In Arlington last month, a crowd gathered to watch as a conflict between two women evolved into a fight. One of the women, according to the police report, urged her boyfriend to shoot the other.
The friend pulled his gun and fired several shots, killing a 19-year-old woman and wounding a male bystander.
When this newspaper reported the story, it noted, “This is the third time this month in Tarrant County that a public argument among several people has escalated into a shooting death.”
Earlier, a dispute between two Fort Worth neighbors over where one of them had parked his car resulted in an old-fashioned shootout. Both men had guns and shot at each other. A 29-year-old was killed.
On Nov. 10, another news story reported that a 20-year-old Fort Worth man “was fatally wounded as an argument among several people about drugs and gangs escalated into fistfights and then into a gunfight outside a duplex in the 3100 block of Avenue L, police reported.”
That is three cases — in just one month; in one county.
I could cite numerous other senseless killings around this state in the past few weeks and point to the common denominator in each of these incidents: the availability of guns.
Had there been no weapon easily accessible, the chances are the three dead people mentioned would be alive today.
Sure, there still would have been the arguments, perhaps even the fistfights, but likely not the killings.
And please, spare me the cliche, “Guns don’t kill people, people do.”
Which is another way of saying don’t confuse me with variables other than the availability of guns. Which is another way of saying don’t confuse me with the facts. Or, if you prefer, the truth.
But let’s not get caught up in the usual arguments. Suffice it to say, pro gun control folks will nod their heads at this story, imagining how this “outside news” could have tragic consequences on the refrigerator level. And remain convinced that Bob Ray Sanders has it right. More guns equals more crime. Less guns equals less personal danger.
The anti-gun control folks will also shake their head, only side to side. They’ll imagine how this “outside news” could could have tragic consequences on the refrigerator level. And remain convinced that Bob Ray Sanders has it exactly backwards. More guns equals less crime. Less guns equals a greater personal danger.
As you know, I come down on the anti-gun control side of the argument. That’s because I value intellectual arguments more highly than emotional ones. While I feel the pain of people caught up in gun violence, I believe society can not eliminate human stupidity, cruelty and greed. No law or set of laws can eliminate gun crime.
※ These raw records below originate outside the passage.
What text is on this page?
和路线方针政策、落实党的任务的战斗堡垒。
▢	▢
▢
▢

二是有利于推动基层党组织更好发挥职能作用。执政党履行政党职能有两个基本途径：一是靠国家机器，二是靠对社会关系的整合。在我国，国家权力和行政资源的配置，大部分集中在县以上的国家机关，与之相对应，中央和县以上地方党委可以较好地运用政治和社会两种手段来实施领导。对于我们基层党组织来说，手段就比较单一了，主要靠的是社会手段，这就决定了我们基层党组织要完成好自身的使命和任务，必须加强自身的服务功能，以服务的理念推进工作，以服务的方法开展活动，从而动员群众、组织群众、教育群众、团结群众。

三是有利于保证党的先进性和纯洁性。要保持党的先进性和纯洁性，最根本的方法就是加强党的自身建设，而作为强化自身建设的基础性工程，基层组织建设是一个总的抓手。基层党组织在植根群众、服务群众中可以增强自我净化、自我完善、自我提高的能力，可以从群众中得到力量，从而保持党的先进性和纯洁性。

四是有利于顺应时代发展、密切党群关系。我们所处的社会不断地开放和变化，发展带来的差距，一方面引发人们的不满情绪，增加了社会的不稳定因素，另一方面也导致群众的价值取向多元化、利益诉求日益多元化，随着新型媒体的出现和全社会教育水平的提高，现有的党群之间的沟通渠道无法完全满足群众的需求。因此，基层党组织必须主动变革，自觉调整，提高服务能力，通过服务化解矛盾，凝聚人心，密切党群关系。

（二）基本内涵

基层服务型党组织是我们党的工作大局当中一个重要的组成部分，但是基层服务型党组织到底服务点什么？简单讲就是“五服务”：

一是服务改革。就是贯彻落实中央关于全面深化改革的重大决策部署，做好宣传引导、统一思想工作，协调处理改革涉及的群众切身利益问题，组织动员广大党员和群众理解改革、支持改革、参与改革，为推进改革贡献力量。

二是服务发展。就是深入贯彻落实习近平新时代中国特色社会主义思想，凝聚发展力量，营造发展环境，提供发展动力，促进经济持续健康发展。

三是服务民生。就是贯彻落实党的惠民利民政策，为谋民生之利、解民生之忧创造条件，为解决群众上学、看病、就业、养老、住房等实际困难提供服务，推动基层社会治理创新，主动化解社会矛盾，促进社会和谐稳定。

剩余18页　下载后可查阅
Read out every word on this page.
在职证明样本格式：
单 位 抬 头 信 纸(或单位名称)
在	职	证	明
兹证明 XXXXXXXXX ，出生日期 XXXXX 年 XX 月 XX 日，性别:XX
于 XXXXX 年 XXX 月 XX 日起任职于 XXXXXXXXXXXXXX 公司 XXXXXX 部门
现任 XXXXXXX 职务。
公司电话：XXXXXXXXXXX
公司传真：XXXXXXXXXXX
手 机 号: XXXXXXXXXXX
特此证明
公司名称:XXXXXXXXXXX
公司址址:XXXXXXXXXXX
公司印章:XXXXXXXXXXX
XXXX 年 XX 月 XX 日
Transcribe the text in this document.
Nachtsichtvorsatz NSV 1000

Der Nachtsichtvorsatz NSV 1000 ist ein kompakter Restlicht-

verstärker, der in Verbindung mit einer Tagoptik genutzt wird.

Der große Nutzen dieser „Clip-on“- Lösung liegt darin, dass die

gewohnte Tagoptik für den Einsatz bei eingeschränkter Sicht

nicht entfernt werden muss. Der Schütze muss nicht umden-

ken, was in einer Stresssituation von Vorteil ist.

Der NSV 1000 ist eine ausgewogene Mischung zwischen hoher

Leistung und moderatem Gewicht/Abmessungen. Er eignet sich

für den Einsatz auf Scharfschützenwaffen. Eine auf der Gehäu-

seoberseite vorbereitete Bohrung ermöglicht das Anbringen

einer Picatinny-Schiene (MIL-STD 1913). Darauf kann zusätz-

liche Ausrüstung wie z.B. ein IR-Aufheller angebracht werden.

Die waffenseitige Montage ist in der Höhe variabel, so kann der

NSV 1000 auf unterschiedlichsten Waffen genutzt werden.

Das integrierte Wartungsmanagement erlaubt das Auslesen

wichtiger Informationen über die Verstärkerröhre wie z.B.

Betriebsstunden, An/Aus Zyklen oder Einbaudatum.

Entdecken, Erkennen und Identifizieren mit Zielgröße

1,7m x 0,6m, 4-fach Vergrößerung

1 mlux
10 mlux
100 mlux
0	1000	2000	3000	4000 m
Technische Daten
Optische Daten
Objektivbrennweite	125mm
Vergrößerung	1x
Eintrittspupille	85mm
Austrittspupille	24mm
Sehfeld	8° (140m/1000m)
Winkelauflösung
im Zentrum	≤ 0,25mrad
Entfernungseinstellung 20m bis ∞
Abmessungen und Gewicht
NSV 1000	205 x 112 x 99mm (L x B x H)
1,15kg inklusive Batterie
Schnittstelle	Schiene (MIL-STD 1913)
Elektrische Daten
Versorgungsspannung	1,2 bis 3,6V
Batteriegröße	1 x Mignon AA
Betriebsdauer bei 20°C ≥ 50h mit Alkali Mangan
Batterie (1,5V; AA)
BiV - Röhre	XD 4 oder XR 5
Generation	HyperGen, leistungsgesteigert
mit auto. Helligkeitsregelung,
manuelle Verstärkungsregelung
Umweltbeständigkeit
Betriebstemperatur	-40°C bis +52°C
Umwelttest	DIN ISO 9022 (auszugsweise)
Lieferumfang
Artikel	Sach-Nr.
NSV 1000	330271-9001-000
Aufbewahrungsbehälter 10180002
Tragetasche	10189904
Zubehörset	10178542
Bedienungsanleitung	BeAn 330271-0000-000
Which, it must be said, is a relatively small danger to our society.
Attempts to further reduce gun crime by controlling lawful gun ownership will not succeed. John Lott’s book More Guns, Less Crime has established this fact scientifically and conclusively. It would be great if gun control laws would git ‘er done, but they don’t. And won’t. This is the truth of the matter.
Which leaves gun control advocates manipulating stats into tortuous often ludicrous shapes. Unfortunately (for them), their gun reduction crusade is even less compelling on the refrigerator level. No matter what happens “out there,” most Americans want the ability to defend their refrigerator from marauders. With a gun. In fact, the more they’re aware of gun crimes, the more likely they are to “cling” to their guns (and religion) to protect their ‘frig.
Bottom line: we can argue about the social and personal risks and benefits of gun control until we’re blue in the face. The debate was settled a long time ago, both pro and con, at the refrigerator level. There are two main reasons why gun rights are ascendent: judicial respect for the U.S. Constitution and the Internet, which gives firearms advocates more power to remind people that their refigerator is in peril.
So what do people want to hear when they learn that gun crime is closer than they thought? That someone’s going to do something about it. In these times of diminishing faith in, and respect for, the government, more and more Americans are realizing that that someone is them.